Rojava’da koalisyon ve tetikçileri durmuyor
Rojava’da koalisyon ve tetikçileri durmuyor
Rojava’da koalisyon ve tetikçileri durmuyor
Rojava üzerine oynanan oyunlar bitmek bilmiyor. Bitmemesinin tarihsel, toplumsal; elbette ki siyasal, ideolojik ve örgütsel nedenleri var. Bu oyunlar, uluslararası güçlerin, tarihsel hesaplarının da bir sonucu. ABD ve Rusya'nın yanı sıra bu oyunları Türkiye ve Kürt toplumundaki pratisyeni Neçirvan Barzani Hükümeti. Rojava’ya yönelik geliştirilen tüm saldırıların arkasında bu koalisyonun olduğu bir biçimde ortaya çıktı. Gizli planlarla geliştirdikleri bu saldırıları artık gizlemeye gerek duymadan ve bazı piyonlar kullanarak yapmaya başladılar. Efrîn ve Amudê’ye yönelik geliştirilen saldırılar buna açık örnek teşkil ediyor. Saldırıların iki amacı var: Kürtleri üçüncü çizgi olmaktan vazgeçirmek. Bunu başaramayınca da devrimci güçlerini yıpratmak, itibarsızlaştırmak ve güveni sarsmak.
TARİHSEL TEMELLER VE PYD
Rojava'daki siyasi oluşum 1957 yılına dayanıyor. Ancak buradaki siyasl oluşum ilk etapta PDK’nin müdahalesiyle bölündü. 1961 yılında partinin en etkili isimlerinden biri olan Osman Sabri, Güney'de PDK tarafından tutuklandı. Diğer etkili isimlerinden ve ilk Genel Sekreter Nurettin Zaza ile Hamidê Heci Derviş, iki yıllığına partiden ihraç edildi. Güney'de iki yıl tutuklu kalan Osman Sabri, serbest bırakılıp Rojava’ya geçtikten kısa bir süre sonra Baas rejimi tarafından tutuklandı.
İşte bu ilk partinin mirası üzerine kurulduğunu iddia eden 23 parti, şimdi varlar ve bu muhteşem bölünmeden dolayı ancak şefleriyle anılıyorlar. Örneğin Mustafa Cuma ile Mustafa Oso’nun birer partileri var, isimleri ortak: Azadi Partisi. Yine Suriye Kürtleri Demokratik Birlik Partisi diye bilinen üç parti var. Üstelik bunlarının çoğunun yöneticileri, hatta bazılarının şefleri, Baas döneminde rejimle gayet iyiydiler. Hatta birçoğu rejimin etkili yerlerinde görevliydi.

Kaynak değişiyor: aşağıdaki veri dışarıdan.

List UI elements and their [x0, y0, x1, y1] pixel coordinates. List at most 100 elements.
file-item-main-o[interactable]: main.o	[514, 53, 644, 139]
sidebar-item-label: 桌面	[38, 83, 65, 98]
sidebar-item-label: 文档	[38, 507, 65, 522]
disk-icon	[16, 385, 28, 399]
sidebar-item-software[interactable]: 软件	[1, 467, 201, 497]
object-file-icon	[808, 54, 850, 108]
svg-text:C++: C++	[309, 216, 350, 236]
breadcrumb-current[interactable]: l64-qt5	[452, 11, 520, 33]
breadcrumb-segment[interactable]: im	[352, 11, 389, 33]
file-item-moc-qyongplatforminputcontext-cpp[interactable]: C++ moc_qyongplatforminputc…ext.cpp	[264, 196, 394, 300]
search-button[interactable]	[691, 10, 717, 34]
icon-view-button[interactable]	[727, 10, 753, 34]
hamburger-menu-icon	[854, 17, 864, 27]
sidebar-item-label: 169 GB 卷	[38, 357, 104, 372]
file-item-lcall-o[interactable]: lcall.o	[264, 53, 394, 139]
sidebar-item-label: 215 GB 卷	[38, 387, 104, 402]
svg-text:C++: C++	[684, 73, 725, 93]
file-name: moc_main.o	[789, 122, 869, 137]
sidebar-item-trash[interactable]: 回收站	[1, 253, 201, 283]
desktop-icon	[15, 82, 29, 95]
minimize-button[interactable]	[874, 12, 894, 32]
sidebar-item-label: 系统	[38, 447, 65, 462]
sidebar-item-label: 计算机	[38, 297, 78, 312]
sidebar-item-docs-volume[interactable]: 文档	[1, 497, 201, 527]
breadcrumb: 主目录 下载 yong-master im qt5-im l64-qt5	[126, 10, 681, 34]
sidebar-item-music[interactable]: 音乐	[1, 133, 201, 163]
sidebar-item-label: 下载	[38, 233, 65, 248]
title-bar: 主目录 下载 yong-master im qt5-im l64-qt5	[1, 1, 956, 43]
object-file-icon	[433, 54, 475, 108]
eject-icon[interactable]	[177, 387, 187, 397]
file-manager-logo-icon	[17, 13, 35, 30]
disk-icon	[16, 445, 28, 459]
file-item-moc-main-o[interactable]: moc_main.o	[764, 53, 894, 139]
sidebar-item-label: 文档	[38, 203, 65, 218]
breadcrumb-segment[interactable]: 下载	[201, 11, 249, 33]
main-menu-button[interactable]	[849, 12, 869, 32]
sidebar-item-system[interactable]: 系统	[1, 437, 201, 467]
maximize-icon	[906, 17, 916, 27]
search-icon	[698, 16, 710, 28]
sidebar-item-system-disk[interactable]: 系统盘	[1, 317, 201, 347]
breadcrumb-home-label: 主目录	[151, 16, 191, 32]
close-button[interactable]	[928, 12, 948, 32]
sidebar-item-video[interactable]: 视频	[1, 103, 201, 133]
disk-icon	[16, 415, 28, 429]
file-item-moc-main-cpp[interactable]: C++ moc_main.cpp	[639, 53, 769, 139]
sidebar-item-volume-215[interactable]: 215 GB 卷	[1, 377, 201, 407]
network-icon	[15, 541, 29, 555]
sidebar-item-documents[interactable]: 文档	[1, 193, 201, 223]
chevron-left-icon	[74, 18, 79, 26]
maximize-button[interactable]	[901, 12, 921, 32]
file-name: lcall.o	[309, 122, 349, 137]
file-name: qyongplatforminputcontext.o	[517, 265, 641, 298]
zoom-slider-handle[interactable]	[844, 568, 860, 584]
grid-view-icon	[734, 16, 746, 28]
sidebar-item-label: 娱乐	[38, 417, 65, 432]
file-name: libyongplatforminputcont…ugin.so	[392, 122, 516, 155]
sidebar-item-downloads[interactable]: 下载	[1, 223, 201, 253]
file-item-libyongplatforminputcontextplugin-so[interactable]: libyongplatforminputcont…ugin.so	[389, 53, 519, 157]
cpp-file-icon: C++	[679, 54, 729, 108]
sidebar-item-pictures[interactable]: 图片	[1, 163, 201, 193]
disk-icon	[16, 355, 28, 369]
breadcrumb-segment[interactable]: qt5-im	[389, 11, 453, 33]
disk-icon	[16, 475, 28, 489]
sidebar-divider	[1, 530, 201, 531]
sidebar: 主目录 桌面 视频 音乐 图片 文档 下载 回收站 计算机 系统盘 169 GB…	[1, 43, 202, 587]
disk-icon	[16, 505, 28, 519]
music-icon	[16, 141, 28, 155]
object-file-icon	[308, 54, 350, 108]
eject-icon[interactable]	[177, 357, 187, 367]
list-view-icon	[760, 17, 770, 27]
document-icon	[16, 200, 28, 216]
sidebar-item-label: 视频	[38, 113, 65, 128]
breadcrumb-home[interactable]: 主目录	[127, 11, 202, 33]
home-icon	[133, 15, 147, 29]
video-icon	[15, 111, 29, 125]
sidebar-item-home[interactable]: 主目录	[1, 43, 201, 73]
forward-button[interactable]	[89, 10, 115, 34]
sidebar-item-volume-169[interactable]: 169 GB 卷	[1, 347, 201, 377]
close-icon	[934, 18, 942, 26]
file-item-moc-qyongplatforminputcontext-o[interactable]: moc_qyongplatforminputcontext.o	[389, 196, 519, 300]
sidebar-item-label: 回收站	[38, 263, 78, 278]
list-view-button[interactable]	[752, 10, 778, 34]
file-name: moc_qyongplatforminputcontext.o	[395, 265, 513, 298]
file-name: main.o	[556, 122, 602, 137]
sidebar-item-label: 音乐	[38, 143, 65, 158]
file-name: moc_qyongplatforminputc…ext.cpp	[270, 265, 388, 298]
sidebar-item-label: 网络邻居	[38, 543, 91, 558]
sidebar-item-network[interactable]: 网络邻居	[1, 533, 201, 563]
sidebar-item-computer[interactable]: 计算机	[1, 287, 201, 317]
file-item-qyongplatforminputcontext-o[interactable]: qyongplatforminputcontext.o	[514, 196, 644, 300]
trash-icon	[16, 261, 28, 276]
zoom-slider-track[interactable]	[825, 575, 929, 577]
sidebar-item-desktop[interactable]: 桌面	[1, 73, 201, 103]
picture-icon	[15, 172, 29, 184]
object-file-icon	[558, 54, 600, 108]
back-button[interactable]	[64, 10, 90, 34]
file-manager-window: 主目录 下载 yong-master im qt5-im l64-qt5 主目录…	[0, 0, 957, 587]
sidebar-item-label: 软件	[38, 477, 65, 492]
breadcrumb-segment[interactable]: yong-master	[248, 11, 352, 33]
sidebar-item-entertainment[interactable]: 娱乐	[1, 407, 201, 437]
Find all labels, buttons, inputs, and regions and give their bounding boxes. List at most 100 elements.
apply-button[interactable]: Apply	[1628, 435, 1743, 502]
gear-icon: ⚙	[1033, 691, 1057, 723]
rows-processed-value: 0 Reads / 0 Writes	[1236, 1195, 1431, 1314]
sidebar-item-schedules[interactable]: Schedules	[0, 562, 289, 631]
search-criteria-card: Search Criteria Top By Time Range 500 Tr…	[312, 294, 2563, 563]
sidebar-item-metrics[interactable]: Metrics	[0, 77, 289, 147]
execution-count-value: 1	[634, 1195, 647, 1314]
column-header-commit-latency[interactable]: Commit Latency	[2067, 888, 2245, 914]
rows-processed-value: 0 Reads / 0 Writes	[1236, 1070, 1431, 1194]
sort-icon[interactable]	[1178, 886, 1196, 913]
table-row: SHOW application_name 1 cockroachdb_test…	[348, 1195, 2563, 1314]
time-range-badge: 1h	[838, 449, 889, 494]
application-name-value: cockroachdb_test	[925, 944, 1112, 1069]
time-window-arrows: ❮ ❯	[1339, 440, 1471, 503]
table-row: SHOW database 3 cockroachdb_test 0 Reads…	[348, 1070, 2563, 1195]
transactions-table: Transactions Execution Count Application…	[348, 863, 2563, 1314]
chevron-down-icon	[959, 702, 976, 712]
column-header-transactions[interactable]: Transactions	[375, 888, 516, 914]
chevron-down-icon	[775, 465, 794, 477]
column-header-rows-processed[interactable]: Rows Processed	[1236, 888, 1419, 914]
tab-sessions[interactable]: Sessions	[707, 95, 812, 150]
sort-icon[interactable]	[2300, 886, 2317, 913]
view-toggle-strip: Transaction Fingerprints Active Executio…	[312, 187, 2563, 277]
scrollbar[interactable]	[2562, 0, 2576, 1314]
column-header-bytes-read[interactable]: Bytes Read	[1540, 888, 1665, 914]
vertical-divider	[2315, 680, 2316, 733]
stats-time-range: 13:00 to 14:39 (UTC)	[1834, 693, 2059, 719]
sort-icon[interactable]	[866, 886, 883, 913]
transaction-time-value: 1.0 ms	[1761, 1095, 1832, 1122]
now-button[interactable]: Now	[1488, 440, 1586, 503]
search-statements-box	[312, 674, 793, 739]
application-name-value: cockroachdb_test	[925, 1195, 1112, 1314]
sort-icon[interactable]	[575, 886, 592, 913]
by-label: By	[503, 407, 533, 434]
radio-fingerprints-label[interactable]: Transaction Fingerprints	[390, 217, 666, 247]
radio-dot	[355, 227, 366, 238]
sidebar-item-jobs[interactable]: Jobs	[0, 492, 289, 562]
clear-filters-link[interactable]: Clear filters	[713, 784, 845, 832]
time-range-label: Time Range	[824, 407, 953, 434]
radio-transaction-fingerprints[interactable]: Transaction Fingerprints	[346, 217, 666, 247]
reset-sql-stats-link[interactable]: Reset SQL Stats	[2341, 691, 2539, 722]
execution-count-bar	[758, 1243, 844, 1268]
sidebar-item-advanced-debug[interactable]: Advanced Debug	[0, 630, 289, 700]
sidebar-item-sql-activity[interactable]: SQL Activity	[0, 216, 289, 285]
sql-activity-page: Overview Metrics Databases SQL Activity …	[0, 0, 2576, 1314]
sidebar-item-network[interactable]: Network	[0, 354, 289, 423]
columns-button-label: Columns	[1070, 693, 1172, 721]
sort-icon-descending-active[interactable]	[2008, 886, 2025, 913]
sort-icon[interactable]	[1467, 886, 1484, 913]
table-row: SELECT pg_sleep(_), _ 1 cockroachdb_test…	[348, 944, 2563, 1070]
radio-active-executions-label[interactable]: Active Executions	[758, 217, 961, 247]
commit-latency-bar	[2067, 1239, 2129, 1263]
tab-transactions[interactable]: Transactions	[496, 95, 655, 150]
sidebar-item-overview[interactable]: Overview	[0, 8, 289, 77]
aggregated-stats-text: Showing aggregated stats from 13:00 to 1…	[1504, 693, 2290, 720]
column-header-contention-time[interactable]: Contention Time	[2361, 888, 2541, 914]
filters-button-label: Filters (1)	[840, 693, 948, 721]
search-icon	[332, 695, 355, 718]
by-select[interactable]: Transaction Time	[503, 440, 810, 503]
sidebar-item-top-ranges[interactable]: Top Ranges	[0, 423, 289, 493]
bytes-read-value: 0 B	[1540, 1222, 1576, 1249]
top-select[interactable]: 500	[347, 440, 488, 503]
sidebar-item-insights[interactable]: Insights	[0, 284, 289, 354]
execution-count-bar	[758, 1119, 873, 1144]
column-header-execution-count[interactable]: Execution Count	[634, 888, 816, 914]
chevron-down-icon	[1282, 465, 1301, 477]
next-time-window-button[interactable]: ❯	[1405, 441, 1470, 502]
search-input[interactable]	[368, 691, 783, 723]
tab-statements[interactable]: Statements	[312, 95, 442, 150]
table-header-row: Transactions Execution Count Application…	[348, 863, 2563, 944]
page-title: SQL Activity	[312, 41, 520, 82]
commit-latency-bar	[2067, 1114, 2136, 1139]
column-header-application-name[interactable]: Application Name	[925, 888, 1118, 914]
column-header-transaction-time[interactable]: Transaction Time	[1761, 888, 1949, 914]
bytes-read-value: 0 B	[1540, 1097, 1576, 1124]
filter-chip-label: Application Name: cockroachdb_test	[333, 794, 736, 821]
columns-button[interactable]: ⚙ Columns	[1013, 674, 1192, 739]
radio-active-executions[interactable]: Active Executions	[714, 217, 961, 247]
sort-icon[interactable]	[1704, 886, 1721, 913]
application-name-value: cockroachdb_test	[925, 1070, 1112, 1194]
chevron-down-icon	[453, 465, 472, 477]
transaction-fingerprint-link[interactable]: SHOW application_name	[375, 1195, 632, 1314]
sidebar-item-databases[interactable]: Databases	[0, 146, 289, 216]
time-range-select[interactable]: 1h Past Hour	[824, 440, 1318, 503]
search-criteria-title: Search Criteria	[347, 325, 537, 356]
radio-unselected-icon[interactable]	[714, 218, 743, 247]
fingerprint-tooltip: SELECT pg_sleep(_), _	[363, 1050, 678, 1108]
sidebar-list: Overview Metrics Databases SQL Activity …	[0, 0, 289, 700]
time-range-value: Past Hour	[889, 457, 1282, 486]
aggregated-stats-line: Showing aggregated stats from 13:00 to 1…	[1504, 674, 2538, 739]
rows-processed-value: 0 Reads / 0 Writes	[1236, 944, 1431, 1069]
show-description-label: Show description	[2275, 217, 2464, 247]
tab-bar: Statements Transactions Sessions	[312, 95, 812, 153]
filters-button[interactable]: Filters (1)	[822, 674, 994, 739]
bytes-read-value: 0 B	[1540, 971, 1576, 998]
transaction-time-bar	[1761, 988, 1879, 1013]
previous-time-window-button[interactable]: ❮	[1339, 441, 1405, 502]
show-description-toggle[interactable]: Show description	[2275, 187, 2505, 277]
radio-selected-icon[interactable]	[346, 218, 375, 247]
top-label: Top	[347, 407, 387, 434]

PYD çok sonra kurulmasına rağmen PKK'nin mirasına da sahip çıktığı için halk arasında güçlü, örgütlü parti konumunda. PYD’yi kuranlar, Kürt Özgürlük Hareketi'ne emek ve can veren insanların aileleriydi. 5 bin şehitten bahsettiğimizi unutmayalım.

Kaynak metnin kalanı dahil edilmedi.